With the high level of security offered with a QES, in the case of a dispute, the burden of proof lies with the party disputing the validity of the signature instead of the company, opposite to what happens with the AES.
Due to this, a QES is often used for the onboarding process and major contracts and documents such as commercial contracts, sale agreements and mortgage documents.
Which Assurance Level does my company need?

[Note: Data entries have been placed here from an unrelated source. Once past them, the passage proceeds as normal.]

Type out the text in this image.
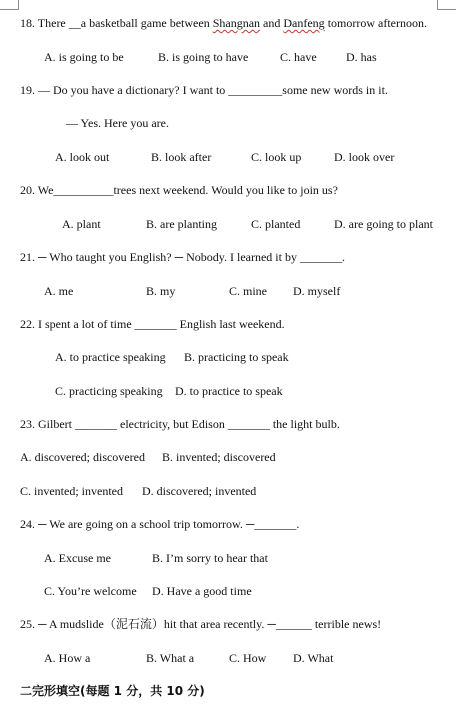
18. There __a basketball game between Shangnan and Danfeng tomorrow afternoon.
A. is going to be	B. is going to have	C. have D. has
19. — Do you have a dictionary? I want to _________some new words in it.
— Yes. Here you are.
A. look out	B. look after	C. look up	D. look over
20. We__________trees next weekend. Would you like to join us?
A. plant	B. are planting	C. planted	D. are going to plant
21. ─ Who taught you English? ─ Nobody. I learned it by _______.
A. me	B. my	C. mine D. myself
22. I spent a lot of time _______ English last weekend.
A. to practice speaking B. practicing to speak
C. practicing speaking D. to practice to speak
23. Gilbert _______ electricity, but Edison _______ the light bulb.
A. discovered; discovered B. invented; discovered
C. invented; invented D. discovered; invented
24. ─ We are going on a school trip tomorrow. ─_______.
A. Excuse me	B. I’m sorry to hear that
C. You’re welcome D. Have a good time
25. ─ A mudslide（泥石流）hit that area recently. ─______ terrible news!
A. How a	B. What a	C. How D. What
二完形填空(每题 1 分，共 10 分)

Choosing Between Advanced Electronic Signature vs Qualified
The primary factors a company needs to consider when weighing up its decision on a digital signature are what regulatory requirements the company is obliged to comply with and how far it wants to go to do so.
If a company is highly regulated and one of its most important business concerns is maintaining a high level of security because they are dealing with major commercial agreements, then opt for a QES. It is the gold standard of electronic signatures and holds the same weight in court as a handwritten witnessed document.
Besides, with QES Multi onboarding from Signicat, choosing the Qualified Electronic Signature as your go-to for customer onboarding and all other processes of identity proofing not only assures you comply with the highest European regulatory standards but also, thanks to VideoID, that you offer the best user experience to your clients with a fully digital and automated flow they can complete seamlessly in seconds.